One BEEPO discussion centred around the need for easily accessible information on clinical trials. This became the starting point of a larger initiative led by Patient Centrics to co-develop clinical trial.be, a clinical trial portal for Belgium that is already partly live ahead of a full launch in May 2023. Many patient organisations are planning to integrate the tool into their own websites, which lists the 260,000 clinical trials in Belgium by therapeutic area and patient profile. This will be a huge benefit for patients, for Roche, and for the wider ecosystem.
Having highlighted the “unacceptable” lack of an early access solution in Belgium, are you optimistic that the political will is in place to improve this situation?
Belgian patients’ lack of rapid access to innovation is a major concern for both the Belgian pharma industry as well as the Ministry of Health. As part of pharma.be, we have held discussions with the current government on this issue and are convinced that our objectives are aligned. There is a common recognition that a future-proof reimbursement system that can support the introduction of the increasingly complex treatments coming to market, such as cell and gene therapies, would be highly beneficial. The government has recently released a roadmap with a series of proposals regarding early and fast access as well as a reformatting of the reimbursement system, which we hope will crystalise our shared goals.
We are pleased for instance to see positive elements in the roadmap regarding the patient voice that will be better integrated in the reimbursement decision-making process through the set-up of a Patient Council made of different patient groups that the CRM will consult in a regular and structured manner and the integration of key additional elements in the health technology assessment (HTA) report that provide complementary information to interpret the relevance of clinical trial results. Other countries have found a solution to these issues, so I am confident that Belgium can too.

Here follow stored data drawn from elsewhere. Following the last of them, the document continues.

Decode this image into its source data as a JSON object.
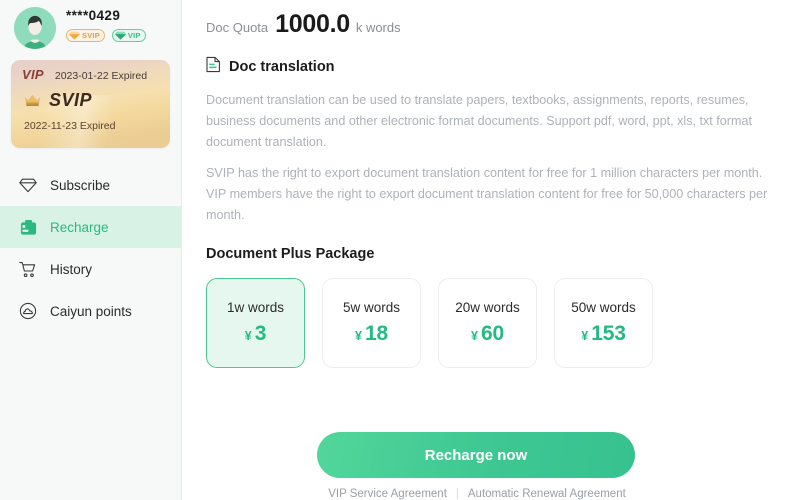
{
  "sidebar": {
    "profile": {
      "username": "****0429",
      "avatar_icon": "user-avatar",
      "badges": [
        {
          "label": "SVIP",
          "icon": "gem-icon",
          "color": "#e39a4a"
        },
        {
          "label": "VIP",
          "icon": "gem-icon",
          "color": "#3cbb86"
        }
      ]
    },
    "vip_card": {
      "vip_tag": "VIP",
      "vip_date": "2023-01-22 Expired",
      "crown_icon": "crown-icon",
      "svip_tag": "SVIP",
      "svip_date": "2022-11-23 Expired"
    },
    "items": [
      {
        "label": "Subscribe",
        "icon": "gem-outline-icon",
        "active": false
      },
      {
        "label": "Recharge",
        "icon": "wallet-icon",
        "active": true
      },
      {
        "label": "History",
        "icon": "cart-icon",
        "active": false
      },
      {
        "label": "Caiyun points",
        "icon": "cloud-circle-icon",
        "active": false
      }
    ]
  },
  "main": {
    "quota": {
      "label": "Doc Quota",
      "value": "1000.0",
      "unit": "k words"
    },
    "section": {
      "icon": "document-icon",
      "title": "Doc translation",
      "paragraphs": [
        "Document translation can be used to translate papers, textbooks, assignments, reports, resumes, business documents and other electronic format documents. Support pdf, word, ppt, xls, txt format document translation.",
        "SVIP has the right to export document translation content for free for 1 million characters per month. VIP members have the right to export document translation content for free for 50,000 characters per month."
      ]
    },
    "packages": {
      "title": "Document Plus Package",
      "currency": "¥",
      "items": [
        {
          "words": "1w words",
          "price": "3",
          "selected": true
        },
        {
          "words": "5w words",
          "price": "18",
          "selected": false
        },
        {
          "words": "20w words",
          "price": "60",
          "selected": false
        },
        {
          "words": "50w words",
          "price": "153",
          "selected": false
        }
      ]
    },
    "cta": {
      "label": "Recharge now"
    },
    "legal": {
      "service_agreement": "VIP Service Agreement",
      "divider": "|",
      "renewal_agreement": "Automatic Renewal Agreement"
    }
  },
  "colors": {
    "accent_green": "#2bb97f",
    "price_green": "#22bb80",
    "selected_bg": "#e6f7ef",
    "selected_border": "#49c98c",
    "sidebar_bg": "#f7f8f8",
    "muted_text": "#adb2b8"
  }
}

Roche, primarily known as an oncology company, now has a much more diverse pipeline across a variety of therapeutic areas. Does this present an opportunity or a challenge on an affiliate level?
The future looks bright. Roche Belgium will be launching a lot of new products in the coming years, this is the beauty of working for an innovative and science-driven company with a bursting portfolio. We used to be mainly present in oncology with a few molecules but the arrival of biosimilars pushed us to diversify our portfolio, in oncology and beyond in new disease areas. The diversity of the portfolio is the strength of Roche, as well as a challenge.
Finally, the consequence of a rich pipeline is that it comes with both hits and misses. Misses are difficult to swallow as research takes years and we have generated hope for patients. However, we cannot afford to stay focused on misses and we need to bounce back quickly to shift gears. This necessitates greater agility, prioritisation, and smarter ways of working.
Do you have a final message for our international audience?
I would like to emphasize the importance of placing the people at the core of everything we do. As someone who has been with the company for over 25 years, I know firsthand the importance of having a deep sense of purpose and a culture where everyone feels a sense of belonging. Our collaborative work environment helps us develop healthcare solutions that make a positive impact on people’s lives worldwide. We also offer coaching programs and leadership development to support our employees both personally and professionally. We expect all our leaders wherever they sit to demonstrate these commitments day in and day out, and I try to do the same in my position of course. It is also worth noting that Roche in Belgium has won the Great Place to Work award twice, which speaks to our commitment to our people.